Zielsetzung des Projekts, Begründung des Themas (ggf. Bezug zum Fachprofil):
- Erzeugung funktionierender Software
- Jede kommerzielle Internetpräsenz benötigt einen Webshop.

Zeitplan im Überblick (Aufteilung der allgem. Studien- und Berufsorientierung und der Projekt-arbeit):
11/1
- Allgemeine Studien- und Berufsorientierung
- Entwickeln einer Geschäftsidee
- Erstellen eines Pflichtenheftes mit den Geschäftsbedingungen
- Wahl einer geeigneten Entwicklungsumgebung
- Wahl eines geeigneten Datenbanksystems
11/2
- Programmierung
- Webdesign
- Datenbankentwicklung
- Anlegen eines Datenbestandes
- Kopplung von Webapplikation und DBS
- Dokumentation
12/1
- Providersuche
- Publikation der Webapplikation im Internet
- Ergebnisbericht und abschließendes Gutachten
- Prüfen der Migrierbarkeit für andere Geschäftsideen und Plattformen

Folgende außerschulischen Kontakte können/sollen im Verlauf des Seminars geknüpft werden:
- Renommierte Unternehmen wie 004, IBM Frankfurt, Oracle, ...
- Universitäten, die das Studienfach Informatik anbieten
ggf. weitere Bemerkungen zum geplanten Verlauf des Seminars:
flexible Gestaltung durch die Teilnehmer
zum Seitenanfang





Leitfach: Italienisch
Lehrkraft/Lehrkräfte: StR z.A. Schwaderer

Projektthema: Realisierung einer Aufführung eines Theaterstücks in italienischer Sprache in einem Aschaffenburger Theater.

Inhalte und Methoden der allgemeinen Studien- und Berufsorientierung:
Arbeit mit dem Material des BuS-Ordners, Expertenvorträge bzw. (Universität Würzburg, Stadttheater Würzburg/Aschaffenburg, Actor?s Company Aschaffenburg, Teatro in Cerca e.V. Würzburg), Besuch von Theatern und Schauspielschulen. Erkunden verschiedener Berufsfelder/Studiengänge im Bereich Theater/Schauspiel, von der Regie bis zur Bühnentechnik.
Zielsetzung des Projekts, Begründung des Themas (ggf. Bezug zum Fachprofil):
- Einstudieren eines Theaterstückes in italienischer Sprache.
- Planung und Durchführung von mindestens einer Aufführung in einem externen Theater (nicht in der Schule), was auch die gesamte Organisation (Werbung, Plakatgestaltung, Programmheft in deutscher Sprache etc.) beinhaltet.

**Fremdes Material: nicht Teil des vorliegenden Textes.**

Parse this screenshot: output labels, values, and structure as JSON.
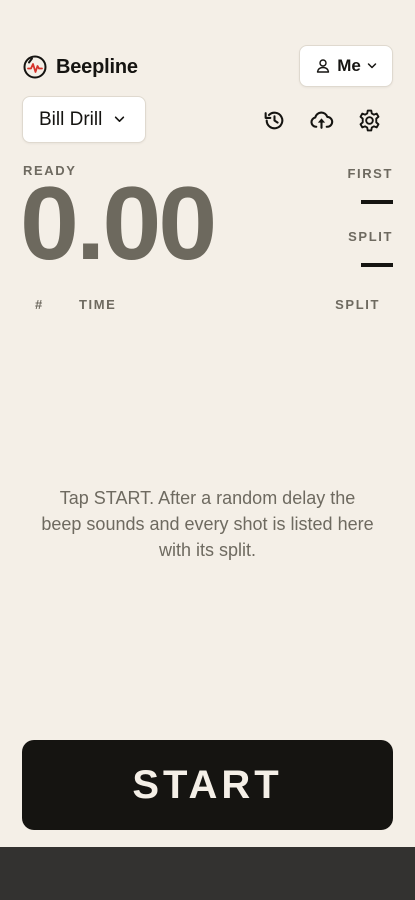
{
  "app": {
    "name": "Beepline"
  },
  "header": {
    "user_label": "Me"
  },
  "drill": {
    "selected": "Bill Drill"
  },
  "timer": {
    "status": "READY",
    "display": "0.00"
  },
  "stats": {
    "first_label": "FIRST",
    "split_label": "SPLIT"
  },
  "shots": {
    "columns": [
      "#",
      "TIME",
      "SPLIT"
    ],
    "rows": [],
    "empty_message": "Tap START. After a random delay the beep sounds and every shot is listed here with its split."
  },
  "controls": {
    "start_label": "START"
  },
  "icons": {
    "logo": "timer-logo-icon",
    "user": "user-icon",
    "history": "history-icon",
    "upload": "cloud-upload-icon",
    "settings": "gear-icon"
  },
  "colors": {
    "background": "#f4efe7",
    "ink": "#151411",
    "muted": "#6e6a60",
    "accent": "#d6322a",
    "start_button": "#151411"
  }
}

Zeitplan im Überblick (Aufteilung der allgem. Studien- und Berufsorientierung und der Projektarbeit):
11/1 Allgemeine Studien- und Berufsorientierung (s.o.)
11/2 Vorstellen verschiedener möglicher Theaterstücke durch die Seminarteilnehmer in Form von Referaten, Auswählen eines der Stücke, Sammeln von Inszenierungsideen, erste Arbeiten am Bühnenbild, Erstellung eines Probenplans.
12/1 Proben und Aufführung des Theaterstückes, in Zusammenarbeit mit dem Teatro in Cerca e.V. Würzburg.
Folgende außerschulischen Kontakte können/sollen im Verlauf des Seminars geknüpft werden:
Teatro in Cerca e.V. Würzburg, Stadttheater Würzburg/Aschaffenburg, Ludwigstheater und Actor?s Company Aschaffenburg.